With the onset of the fertility decline and better economic performance in SSA between 2000 and 2014, most SSA countries thought that they would be able to capture a first demographic dividend and become emerging economies – a process that many East and Southeast Asian countries achieved between 1970 and 2000. However, available data indicates that since the 1960s the rapid population growth in SSA has had negative effects on the growth of its GDP per capita. Moreover, so far there are only fourteen SSA countries, representing 20% of the SSA population, that meet the initial conditions needed to benefit from a first demographic dividend. This volume analyzes the challenges that the SSA countries will need to address in order to replicate the East and Southeast Asian economic miracle. The majority of the SSA countries are at a critical stage in their development. Indeed, the next decades will determine whether or not the SSA countries will be able to accelerate their demographic transition, capture a first demographic dividend, and become emerging economies.

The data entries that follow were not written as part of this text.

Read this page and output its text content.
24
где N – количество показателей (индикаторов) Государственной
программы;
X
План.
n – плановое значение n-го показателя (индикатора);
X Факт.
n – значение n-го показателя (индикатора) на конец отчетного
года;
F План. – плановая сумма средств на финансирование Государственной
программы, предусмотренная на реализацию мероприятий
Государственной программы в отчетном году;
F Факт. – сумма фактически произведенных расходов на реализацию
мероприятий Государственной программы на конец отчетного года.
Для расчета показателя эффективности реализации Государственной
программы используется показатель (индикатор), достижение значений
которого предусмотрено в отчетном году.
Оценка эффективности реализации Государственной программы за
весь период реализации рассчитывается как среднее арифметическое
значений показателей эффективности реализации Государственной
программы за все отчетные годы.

John F. May is a Research Professor at the Schar School of Policy and Government, George Mason University, Arlington, VA, USA. He earned his Doctorate in Demography from the University of Paris-V (Sorbonne). He is a specialist of population policies and the demography of sub-Saharan Africa and has worked on population and development projects around the world for most international organizations.
Jean-Pierre Guengant is Emeritus Director of Research at the Research Institute for Development (IRD), presently attached to the University of Paris-I (Panthéon-Sorbonne). He holds a Doctorate in Development Economics from the University of Clermont-Ferrand, France. His recent work focusses on the demographic dividend and the emergence of sub-Saharan Africa.